Teachers can come up with a grading scheme, that meets their professional goals and is appropriate for their topic, classroom, and professional experience. There is no need, or reason, for an administration to dictate in this way. Parents and School Boards and everyone else need to realize that what happens in a classroom depends on the teacher, and the teacher should be empowered to make the best decisions.

Sure, school boards do have the power to jamb stupid rules down teacher's throats. And, sure... teachers are employed by school boards and should comply to whatever dictates come from on high.

But it is frustrating. This is the reason I quit teaching. The engineering world is far more rational, with better pay and far less stress.

engineer
 
  2  
Reply Wed 26 Sep, 2018 11:35 am
@maxdancona,
Your position is that regardless of the school policy, teachers can use any system of grading they want and their freedom to do that trumps any desire by the school system to provide uniform feedback to students and parents?
Linkat
 
  2  
Reply Wed 26 Sep, 2018 11:48 am
@engineer,
engineer wrote:

Don't get hung up on the number zero. A 50 on a 50-100 scale is the same as a zero on a 0-100 scale. If the teacher decided to give your daughter a negative 100 on a 0-100 scale instead of the zero she deserved, would that be right?

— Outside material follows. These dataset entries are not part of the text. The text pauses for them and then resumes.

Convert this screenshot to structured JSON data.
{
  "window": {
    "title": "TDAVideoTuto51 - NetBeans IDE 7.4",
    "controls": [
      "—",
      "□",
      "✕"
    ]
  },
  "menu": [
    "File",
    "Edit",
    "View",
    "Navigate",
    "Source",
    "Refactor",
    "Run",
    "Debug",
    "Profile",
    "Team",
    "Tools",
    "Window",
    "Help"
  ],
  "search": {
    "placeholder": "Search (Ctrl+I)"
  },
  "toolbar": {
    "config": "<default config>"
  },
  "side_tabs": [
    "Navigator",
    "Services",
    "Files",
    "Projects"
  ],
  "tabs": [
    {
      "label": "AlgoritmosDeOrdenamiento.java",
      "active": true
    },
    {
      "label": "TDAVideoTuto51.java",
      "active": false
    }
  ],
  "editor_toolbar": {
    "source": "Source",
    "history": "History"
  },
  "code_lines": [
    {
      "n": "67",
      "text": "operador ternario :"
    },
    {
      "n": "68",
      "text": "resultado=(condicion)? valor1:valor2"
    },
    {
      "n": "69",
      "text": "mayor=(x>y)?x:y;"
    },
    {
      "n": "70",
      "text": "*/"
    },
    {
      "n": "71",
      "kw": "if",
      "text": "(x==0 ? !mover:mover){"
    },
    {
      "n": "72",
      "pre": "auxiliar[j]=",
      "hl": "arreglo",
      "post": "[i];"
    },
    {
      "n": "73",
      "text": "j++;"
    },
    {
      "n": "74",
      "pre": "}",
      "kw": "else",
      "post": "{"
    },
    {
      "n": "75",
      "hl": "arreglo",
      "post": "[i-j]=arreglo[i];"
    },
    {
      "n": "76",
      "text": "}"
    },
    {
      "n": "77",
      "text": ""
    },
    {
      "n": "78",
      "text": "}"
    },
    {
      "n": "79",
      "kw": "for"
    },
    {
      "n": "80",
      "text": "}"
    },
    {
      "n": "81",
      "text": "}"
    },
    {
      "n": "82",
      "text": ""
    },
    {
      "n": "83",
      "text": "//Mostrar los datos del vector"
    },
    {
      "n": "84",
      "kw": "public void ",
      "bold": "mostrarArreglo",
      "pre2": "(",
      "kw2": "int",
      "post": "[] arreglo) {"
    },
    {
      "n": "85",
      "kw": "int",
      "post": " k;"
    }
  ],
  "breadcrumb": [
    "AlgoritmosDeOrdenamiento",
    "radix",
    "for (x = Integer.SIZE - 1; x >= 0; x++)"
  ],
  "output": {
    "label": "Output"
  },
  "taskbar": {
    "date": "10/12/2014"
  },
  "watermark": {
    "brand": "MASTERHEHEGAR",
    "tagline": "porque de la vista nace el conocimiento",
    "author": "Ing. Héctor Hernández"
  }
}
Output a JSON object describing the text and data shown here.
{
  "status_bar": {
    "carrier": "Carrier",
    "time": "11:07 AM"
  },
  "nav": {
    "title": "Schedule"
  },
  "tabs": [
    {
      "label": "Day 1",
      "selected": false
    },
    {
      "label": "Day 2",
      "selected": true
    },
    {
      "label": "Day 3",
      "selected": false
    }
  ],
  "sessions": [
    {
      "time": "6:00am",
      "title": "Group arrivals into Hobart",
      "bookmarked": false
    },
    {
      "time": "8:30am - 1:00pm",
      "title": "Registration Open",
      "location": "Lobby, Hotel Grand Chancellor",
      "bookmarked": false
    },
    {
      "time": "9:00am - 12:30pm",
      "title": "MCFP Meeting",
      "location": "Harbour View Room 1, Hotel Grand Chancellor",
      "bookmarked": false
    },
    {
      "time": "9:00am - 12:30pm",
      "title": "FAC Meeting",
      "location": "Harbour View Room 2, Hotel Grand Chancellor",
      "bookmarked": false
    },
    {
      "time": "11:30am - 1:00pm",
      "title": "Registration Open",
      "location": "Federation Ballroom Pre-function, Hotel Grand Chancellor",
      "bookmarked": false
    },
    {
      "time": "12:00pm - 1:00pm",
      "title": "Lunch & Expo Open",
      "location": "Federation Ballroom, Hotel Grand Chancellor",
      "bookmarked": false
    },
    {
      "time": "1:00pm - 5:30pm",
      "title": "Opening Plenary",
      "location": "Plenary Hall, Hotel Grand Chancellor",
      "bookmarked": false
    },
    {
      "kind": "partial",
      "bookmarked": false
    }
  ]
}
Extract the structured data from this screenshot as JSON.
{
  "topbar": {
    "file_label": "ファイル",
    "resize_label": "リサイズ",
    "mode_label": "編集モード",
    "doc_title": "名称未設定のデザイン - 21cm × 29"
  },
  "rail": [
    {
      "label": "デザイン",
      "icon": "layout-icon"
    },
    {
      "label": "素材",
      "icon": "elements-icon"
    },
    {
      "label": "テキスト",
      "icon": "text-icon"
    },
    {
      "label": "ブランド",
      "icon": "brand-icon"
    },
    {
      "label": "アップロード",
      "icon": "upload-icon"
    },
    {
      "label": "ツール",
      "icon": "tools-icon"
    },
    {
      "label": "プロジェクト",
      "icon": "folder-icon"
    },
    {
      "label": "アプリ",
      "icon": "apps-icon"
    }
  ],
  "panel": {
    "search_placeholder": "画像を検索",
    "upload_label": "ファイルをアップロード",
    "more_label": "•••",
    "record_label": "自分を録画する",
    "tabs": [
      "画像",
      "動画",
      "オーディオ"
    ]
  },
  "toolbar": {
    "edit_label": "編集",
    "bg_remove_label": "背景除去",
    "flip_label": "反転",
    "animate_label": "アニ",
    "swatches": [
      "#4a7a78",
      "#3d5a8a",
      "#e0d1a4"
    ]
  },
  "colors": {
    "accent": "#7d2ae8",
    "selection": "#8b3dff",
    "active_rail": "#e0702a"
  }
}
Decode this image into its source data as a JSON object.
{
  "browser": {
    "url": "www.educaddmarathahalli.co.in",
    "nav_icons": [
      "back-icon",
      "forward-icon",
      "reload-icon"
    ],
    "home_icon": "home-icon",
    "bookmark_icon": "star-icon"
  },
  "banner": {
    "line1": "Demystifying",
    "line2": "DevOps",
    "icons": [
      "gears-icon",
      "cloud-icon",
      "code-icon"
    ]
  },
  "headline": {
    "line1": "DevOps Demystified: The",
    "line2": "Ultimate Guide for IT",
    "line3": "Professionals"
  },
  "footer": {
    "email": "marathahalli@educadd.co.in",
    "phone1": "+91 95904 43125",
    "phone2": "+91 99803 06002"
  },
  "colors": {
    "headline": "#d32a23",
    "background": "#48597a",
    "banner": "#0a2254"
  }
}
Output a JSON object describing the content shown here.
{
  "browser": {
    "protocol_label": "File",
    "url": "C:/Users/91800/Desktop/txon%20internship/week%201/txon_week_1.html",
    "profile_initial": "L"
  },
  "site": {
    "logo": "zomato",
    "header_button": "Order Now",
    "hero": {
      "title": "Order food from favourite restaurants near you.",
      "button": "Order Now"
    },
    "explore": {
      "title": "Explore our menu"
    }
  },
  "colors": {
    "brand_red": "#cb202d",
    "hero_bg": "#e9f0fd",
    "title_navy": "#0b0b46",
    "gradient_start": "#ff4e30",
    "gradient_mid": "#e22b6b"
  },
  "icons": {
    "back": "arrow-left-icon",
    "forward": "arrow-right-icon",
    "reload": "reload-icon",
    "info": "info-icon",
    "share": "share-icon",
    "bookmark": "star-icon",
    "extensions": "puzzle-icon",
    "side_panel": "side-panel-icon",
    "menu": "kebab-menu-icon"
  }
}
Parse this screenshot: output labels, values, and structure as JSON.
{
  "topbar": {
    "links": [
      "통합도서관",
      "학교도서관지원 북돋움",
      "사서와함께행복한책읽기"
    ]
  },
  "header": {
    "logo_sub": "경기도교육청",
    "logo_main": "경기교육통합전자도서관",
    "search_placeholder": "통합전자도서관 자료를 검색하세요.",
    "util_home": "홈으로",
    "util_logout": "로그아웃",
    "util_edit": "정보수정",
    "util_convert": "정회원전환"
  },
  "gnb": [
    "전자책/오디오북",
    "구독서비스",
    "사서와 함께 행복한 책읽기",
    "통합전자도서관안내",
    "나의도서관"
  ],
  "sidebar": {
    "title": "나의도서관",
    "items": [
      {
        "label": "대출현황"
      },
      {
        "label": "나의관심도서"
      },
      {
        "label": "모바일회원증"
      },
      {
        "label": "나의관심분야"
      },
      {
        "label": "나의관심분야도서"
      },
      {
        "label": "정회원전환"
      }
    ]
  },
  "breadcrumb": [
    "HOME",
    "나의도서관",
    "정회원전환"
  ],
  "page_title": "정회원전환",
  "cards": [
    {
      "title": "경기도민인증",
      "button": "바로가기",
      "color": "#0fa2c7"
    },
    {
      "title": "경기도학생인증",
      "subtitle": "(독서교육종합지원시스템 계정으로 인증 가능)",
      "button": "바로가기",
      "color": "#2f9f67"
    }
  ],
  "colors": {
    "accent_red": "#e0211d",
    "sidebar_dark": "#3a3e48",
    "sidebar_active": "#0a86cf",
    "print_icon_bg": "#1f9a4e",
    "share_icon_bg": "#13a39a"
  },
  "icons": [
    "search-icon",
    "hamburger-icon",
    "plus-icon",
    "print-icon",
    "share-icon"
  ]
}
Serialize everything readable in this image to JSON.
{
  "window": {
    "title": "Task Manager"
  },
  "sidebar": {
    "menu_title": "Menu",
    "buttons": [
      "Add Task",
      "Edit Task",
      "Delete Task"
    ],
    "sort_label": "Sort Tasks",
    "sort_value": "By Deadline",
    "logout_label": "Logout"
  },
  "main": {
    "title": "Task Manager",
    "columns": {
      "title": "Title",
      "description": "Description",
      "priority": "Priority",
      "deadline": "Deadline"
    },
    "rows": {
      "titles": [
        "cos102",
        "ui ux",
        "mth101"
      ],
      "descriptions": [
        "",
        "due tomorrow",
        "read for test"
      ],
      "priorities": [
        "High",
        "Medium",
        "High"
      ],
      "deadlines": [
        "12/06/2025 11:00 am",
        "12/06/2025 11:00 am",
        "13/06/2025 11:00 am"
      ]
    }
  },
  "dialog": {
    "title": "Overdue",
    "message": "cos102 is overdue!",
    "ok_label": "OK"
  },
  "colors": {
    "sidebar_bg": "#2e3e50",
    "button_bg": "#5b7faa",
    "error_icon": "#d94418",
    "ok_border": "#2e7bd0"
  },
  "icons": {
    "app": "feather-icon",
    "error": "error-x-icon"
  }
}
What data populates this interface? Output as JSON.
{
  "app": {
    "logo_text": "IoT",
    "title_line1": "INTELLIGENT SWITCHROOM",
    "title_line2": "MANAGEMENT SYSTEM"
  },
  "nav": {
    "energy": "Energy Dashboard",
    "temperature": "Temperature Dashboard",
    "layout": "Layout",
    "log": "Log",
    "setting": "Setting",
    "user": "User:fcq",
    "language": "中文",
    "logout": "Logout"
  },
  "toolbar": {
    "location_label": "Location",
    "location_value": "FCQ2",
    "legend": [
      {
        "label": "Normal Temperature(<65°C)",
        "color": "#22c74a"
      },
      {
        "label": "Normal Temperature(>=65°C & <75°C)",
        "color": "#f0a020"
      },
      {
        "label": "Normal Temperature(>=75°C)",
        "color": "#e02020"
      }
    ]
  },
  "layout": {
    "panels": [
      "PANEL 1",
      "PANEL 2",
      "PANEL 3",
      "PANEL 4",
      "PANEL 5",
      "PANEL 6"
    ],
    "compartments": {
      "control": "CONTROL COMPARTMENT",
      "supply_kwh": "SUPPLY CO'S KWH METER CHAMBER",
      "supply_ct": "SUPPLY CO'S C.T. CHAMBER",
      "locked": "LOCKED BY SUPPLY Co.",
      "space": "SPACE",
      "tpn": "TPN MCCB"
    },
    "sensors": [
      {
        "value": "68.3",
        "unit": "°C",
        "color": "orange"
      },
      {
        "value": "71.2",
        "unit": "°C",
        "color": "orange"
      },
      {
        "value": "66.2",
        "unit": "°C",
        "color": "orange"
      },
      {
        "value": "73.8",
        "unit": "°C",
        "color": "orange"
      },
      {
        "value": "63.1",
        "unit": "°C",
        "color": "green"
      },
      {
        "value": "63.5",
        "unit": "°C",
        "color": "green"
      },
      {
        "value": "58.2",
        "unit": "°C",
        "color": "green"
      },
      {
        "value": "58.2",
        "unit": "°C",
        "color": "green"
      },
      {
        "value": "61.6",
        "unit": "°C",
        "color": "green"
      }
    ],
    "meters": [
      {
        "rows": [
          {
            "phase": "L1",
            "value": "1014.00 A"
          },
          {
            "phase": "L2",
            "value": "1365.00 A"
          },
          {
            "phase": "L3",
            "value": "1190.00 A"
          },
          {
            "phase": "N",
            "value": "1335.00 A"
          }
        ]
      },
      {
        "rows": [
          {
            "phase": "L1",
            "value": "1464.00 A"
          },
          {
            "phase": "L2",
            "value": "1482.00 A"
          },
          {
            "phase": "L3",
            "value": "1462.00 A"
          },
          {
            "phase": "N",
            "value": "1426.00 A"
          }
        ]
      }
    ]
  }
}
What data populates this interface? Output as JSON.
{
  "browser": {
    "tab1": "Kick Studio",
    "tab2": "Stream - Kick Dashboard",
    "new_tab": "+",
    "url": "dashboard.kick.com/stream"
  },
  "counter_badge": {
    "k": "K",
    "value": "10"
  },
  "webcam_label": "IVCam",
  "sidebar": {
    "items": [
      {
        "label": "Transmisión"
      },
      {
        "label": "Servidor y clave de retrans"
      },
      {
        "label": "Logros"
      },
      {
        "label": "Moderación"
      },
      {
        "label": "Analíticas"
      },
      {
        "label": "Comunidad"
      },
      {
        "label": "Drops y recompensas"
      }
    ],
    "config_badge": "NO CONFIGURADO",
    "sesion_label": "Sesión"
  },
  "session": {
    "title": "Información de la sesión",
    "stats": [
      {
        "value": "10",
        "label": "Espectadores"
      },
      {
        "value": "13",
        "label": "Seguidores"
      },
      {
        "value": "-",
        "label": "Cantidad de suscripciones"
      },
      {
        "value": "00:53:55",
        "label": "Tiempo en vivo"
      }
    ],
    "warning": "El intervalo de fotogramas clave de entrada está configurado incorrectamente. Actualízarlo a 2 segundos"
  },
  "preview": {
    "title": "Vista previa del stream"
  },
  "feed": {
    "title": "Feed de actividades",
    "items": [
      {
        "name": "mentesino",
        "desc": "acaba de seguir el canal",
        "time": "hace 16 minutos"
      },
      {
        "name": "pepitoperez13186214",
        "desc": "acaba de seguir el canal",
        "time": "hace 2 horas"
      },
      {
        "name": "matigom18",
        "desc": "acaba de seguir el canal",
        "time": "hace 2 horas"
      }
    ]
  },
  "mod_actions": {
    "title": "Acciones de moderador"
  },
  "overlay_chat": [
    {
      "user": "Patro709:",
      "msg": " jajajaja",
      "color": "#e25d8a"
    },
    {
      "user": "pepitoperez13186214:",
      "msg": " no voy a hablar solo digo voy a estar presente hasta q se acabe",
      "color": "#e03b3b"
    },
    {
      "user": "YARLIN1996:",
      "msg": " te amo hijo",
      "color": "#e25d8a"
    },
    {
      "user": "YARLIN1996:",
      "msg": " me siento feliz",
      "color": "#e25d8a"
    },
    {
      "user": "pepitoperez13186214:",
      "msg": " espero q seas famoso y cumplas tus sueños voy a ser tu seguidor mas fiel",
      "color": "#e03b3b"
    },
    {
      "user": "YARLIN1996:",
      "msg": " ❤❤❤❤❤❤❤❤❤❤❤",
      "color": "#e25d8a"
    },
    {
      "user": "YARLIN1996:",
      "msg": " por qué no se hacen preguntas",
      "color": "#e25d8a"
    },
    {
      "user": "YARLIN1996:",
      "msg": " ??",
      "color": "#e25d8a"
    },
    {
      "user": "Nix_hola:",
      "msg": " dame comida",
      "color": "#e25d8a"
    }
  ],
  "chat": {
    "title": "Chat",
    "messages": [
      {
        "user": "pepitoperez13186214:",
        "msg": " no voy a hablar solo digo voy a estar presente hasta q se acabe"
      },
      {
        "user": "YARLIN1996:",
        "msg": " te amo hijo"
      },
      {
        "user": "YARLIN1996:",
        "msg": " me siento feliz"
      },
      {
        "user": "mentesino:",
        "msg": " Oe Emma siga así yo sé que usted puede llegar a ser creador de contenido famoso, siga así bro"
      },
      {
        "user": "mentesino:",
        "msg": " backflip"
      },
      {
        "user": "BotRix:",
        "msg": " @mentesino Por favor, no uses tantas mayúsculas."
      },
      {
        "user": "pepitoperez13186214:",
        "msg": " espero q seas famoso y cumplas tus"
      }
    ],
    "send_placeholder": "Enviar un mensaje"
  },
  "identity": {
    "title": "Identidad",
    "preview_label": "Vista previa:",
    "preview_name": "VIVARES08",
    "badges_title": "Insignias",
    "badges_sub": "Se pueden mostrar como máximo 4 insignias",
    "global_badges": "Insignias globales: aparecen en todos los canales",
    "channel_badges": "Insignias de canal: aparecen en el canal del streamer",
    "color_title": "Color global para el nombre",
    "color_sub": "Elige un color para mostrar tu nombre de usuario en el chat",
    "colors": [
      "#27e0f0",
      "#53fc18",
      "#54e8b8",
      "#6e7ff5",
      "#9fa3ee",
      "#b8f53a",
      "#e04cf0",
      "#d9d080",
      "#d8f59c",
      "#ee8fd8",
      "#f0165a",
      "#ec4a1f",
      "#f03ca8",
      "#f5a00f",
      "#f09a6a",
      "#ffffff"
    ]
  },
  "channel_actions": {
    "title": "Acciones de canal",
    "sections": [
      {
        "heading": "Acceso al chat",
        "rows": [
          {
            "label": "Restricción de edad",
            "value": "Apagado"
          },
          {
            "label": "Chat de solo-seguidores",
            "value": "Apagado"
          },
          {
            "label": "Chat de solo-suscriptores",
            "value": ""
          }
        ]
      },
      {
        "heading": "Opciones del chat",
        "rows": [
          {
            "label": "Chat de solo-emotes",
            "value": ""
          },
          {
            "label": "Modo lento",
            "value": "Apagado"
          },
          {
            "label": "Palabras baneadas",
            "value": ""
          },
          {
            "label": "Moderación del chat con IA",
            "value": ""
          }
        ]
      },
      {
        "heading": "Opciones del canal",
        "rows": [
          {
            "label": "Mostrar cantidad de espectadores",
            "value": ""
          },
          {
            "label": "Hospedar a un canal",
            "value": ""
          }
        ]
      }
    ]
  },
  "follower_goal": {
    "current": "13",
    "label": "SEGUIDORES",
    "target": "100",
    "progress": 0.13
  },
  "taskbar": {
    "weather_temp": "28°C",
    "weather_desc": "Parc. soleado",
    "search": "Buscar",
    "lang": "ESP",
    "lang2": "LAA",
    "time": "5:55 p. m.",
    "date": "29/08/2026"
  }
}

But it isn't - it is a percent not a point scale:

"... written in red in the school’s handbook, stating, “NO ZERO’S – LOWEST POSSIBLE GRADE IS 50%.”

It is a percent which is much different than a point scale as you said. 50 on what you are saying is different than a 50%. In your example that student who did nothing would need to have 75 points that would equate to 50%.
0 Replies
 
maxdancona
 
  1  
Reply Wed 26 Sep, 2018 11:52 am
@engineer,
Quote:
teachers can use any system of grading they want and their freedom to do that trumps any desire by the school system to provide uniform feedback to students and parents


I find this a little insulting to teachers. I didn't use "any system of grading I wanted".

Teachers are professionals, they are responsible for what happens in their classroom. The teachers know the students, understand the curriculum and are responsible for providing productive learning environment. Having political officials who have never been in a classroom set a uniform policy is ridiculous.

Your claim is unrealistic anyway, unless the school board is going to impose a complete system for marking papers, assignments etc... teachers develop their own anyway according to the needs of their students.

It is a stupid policy. I am not saying that teachers shouldn't be fired by autocratic bureaucrats when they don't follow their policies.

Rather, in my humble opinion, they should quit and get a job where they will be treated with respect.